Article 32 (1) A prefectural governor may delegate the authority to take
measures set forth in Article 27 paragraph (1), (2) or (7), in whole or in part, to
the child guidance center's director.
(2) A prefectural governor or a mayor of municipality may delegate the authority
to take measures set forth in Article 21-6 or the authority of the Midwifery
Care Practice or the Maternal and Child Aid Practice, or the authority of the
aid provided in the proviso of Article 23 paragraph (1), and the authority
pursuant to the provisions of Articles 24-2 to 24-7 inclusive and Article 24-20,
in whole or in part, to the head of a Welfare Office under the management of
the prefectural governor or mayor of municipality.

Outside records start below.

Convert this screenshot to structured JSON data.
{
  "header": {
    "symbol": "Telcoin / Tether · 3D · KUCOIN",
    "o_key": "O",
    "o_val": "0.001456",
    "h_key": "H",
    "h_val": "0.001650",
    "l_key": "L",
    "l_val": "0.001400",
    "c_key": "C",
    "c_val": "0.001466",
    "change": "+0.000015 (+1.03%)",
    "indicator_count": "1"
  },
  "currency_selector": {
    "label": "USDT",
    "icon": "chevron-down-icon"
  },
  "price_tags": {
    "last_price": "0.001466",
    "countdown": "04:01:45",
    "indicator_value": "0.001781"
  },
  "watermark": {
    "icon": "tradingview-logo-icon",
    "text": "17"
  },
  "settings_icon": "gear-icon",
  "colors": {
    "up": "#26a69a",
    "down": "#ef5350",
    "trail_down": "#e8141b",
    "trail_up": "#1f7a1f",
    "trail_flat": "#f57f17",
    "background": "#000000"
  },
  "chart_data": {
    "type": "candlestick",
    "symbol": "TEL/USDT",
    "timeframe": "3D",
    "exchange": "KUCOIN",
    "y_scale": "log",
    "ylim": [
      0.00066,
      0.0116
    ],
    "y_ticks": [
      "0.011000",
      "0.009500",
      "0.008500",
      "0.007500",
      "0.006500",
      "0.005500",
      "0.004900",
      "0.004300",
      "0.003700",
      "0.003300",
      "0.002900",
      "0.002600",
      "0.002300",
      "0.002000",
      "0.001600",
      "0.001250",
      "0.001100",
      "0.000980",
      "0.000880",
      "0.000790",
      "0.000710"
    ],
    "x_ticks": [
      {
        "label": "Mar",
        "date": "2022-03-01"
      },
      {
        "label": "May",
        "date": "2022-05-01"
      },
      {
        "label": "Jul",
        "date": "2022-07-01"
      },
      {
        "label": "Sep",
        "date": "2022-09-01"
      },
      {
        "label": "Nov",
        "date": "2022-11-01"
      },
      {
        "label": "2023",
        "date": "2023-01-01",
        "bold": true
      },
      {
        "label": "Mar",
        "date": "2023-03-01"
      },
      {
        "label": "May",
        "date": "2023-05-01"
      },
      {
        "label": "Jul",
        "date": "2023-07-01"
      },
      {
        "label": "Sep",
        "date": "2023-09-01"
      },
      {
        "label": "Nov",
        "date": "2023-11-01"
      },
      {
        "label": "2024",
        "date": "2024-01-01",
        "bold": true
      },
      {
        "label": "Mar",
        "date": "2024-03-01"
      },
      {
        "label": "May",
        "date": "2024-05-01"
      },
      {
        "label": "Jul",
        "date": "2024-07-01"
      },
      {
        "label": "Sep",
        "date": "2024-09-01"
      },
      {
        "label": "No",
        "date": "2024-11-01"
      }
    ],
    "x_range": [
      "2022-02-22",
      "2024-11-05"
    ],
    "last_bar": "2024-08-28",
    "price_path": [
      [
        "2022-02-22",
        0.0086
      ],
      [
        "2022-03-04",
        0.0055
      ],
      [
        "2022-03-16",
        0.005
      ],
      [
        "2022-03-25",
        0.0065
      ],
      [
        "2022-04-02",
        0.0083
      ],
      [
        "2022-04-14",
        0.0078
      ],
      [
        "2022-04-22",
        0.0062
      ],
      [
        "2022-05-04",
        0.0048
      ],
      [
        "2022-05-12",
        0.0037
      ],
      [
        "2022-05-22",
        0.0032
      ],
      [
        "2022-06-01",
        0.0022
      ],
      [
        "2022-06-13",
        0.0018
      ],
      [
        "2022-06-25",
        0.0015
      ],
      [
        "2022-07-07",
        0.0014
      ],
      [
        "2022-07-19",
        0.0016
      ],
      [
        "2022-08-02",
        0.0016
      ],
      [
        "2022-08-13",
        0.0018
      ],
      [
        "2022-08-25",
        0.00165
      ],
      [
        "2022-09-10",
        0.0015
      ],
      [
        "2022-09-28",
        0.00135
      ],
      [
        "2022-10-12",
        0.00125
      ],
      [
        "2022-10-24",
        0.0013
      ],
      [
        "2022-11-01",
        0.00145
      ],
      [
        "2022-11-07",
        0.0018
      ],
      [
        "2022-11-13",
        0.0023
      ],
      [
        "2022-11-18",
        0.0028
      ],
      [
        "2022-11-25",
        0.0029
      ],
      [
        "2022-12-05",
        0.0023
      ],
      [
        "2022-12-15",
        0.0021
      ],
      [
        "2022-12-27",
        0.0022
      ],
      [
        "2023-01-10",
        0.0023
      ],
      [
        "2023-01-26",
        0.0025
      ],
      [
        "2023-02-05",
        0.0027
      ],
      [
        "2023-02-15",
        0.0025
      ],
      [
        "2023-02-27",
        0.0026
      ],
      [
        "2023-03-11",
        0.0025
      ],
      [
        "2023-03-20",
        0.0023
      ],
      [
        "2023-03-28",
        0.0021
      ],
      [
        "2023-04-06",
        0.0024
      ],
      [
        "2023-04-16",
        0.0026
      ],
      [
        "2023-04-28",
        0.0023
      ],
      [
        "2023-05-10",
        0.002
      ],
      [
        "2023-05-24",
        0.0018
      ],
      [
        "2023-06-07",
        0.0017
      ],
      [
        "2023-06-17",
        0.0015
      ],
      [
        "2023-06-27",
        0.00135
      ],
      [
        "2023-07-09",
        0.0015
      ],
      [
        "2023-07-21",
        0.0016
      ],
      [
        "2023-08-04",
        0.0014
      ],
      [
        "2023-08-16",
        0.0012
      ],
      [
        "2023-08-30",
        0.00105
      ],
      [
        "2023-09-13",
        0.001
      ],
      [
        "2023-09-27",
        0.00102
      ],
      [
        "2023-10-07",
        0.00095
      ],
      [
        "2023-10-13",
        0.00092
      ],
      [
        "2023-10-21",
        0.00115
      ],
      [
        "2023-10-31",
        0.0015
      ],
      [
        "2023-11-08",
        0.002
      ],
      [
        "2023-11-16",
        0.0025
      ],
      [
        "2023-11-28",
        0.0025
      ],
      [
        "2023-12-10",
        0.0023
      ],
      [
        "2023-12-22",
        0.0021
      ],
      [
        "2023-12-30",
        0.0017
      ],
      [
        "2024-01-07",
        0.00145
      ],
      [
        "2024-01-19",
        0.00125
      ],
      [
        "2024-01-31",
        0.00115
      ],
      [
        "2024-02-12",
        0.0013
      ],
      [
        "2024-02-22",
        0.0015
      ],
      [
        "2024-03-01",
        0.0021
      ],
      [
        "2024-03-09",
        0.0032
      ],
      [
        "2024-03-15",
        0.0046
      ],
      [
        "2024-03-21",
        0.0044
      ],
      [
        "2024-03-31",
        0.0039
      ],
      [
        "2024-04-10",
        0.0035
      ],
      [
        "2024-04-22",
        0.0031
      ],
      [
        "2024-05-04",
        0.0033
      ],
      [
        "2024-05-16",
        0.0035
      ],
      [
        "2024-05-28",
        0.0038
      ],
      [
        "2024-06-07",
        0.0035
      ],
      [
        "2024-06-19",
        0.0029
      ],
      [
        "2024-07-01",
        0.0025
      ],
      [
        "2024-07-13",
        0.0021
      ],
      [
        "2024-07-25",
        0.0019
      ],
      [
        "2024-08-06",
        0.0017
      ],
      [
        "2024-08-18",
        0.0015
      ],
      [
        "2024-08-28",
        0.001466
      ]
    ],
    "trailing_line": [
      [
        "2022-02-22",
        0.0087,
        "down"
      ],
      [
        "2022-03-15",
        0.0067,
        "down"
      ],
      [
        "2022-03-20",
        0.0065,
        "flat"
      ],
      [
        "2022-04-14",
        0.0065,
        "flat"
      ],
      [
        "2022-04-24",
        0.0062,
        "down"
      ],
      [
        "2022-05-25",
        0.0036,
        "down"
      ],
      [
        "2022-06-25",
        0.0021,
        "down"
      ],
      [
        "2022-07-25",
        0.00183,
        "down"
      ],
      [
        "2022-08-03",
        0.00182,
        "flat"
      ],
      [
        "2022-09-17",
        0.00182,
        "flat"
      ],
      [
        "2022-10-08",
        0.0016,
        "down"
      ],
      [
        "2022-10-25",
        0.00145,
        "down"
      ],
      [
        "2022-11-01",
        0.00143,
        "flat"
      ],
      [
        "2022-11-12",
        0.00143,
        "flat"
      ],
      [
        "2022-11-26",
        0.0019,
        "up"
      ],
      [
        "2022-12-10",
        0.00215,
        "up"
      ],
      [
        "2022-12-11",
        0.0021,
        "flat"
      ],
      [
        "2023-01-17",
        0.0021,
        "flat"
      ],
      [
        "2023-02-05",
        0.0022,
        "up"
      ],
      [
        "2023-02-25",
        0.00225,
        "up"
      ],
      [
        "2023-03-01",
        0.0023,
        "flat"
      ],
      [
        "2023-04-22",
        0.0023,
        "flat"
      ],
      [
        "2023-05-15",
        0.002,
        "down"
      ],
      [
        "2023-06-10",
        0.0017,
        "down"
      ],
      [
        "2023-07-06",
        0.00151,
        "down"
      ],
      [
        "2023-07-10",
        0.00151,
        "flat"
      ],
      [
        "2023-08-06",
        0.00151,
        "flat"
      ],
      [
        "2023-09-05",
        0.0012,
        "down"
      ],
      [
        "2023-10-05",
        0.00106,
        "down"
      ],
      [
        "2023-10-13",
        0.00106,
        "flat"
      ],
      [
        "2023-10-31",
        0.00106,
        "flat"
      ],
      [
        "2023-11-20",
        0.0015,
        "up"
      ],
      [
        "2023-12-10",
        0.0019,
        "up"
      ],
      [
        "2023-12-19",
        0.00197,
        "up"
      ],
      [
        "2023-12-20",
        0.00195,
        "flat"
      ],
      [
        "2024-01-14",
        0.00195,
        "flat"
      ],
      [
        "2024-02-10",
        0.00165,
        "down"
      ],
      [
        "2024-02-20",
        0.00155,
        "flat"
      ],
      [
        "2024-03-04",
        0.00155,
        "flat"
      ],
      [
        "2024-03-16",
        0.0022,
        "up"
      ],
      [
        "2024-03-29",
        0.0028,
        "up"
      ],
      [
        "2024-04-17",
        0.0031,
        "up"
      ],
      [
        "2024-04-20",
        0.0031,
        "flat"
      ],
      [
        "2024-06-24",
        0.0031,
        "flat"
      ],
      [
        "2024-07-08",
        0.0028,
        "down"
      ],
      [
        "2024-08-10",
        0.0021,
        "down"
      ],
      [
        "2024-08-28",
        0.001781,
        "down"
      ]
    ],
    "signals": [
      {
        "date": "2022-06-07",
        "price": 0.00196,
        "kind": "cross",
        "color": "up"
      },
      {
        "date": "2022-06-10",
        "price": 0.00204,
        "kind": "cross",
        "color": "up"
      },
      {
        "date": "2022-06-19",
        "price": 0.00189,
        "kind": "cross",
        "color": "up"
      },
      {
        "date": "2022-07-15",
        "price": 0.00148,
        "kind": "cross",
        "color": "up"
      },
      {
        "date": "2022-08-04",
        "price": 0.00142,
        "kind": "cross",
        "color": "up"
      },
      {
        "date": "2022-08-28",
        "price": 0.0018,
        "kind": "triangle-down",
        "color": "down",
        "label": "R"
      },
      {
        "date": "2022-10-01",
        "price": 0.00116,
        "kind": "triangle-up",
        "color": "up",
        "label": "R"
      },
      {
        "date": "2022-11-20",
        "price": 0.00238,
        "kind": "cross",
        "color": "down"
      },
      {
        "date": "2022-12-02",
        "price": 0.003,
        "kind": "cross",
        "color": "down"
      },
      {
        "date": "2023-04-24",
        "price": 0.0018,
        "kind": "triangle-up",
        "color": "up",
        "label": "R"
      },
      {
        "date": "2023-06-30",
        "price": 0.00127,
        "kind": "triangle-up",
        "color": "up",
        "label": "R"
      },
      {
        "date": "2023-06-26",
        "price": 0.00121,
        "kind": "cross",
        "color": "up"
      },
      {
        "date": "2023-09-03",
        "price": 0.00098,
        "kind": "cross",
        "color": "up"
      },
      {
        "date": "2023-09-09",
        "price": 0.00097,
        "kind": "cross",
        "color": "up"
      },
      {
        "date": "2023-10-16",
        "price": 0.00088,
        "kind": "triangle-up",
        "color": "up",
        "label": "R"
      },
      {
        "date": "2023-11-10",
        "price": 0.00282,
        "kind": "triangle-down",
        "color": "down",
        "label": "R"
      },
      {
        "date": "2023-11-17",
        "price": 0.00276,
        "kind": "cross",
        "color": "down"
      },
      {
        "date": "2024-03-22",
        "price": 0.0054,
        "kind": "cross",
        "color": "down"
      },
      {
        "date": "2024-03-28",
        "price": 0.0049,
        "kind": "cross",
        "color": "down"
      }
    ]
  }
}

(3) A mayor of municipality may delegate the authority of the Daycare Practice
and the authority of the aid provided in the proviso of Article 24 paragraph (1),
in whole or in part, to the head of the Welfare Office under the management of
the municipal government or to the board of education set up in said
municipality.
Article 33 (1) A child guidance center's director may, when he/she finds
necessary, take temporary custody of a child or entrust an appropriate person
to do so until a measure set forth in Article 26 paragraph (1) is taken.
(2) A prefectural governor may, when he/she finds necessary, cause the child
guidance center's director to take temporary custody of a child or cause said
director to entrust an appropriate person to take such temporary custody until
a measure set forth in Article 27 paragraph (1) or (2).
(3) The period for temporary custody pursuant to the preceding two paragraphs
shall not exceed 2 months from the date of commencement of said temporary
custody.
(4) Notwithstanding the provision of the preceding paragraph, a child guidance
center's director or a prefectural governor may, when he/she finds necessary,
continue the temporary custody pursuant to the provision of paragraph (1) or
(2).
Article 33-2 (1) A child guidance center's director may retain the things
possessed by a child under temporary custody, if his/her own possessions
during such temporary custody is likely to be harmful to welfare of the child.
(2) If the things retained pursuant to the provision of the preceding paragraph
46
are likely to decay or get lost or it is extremely difficult to retain them, a child
guidance center's director may sell those things and retain their proceeds.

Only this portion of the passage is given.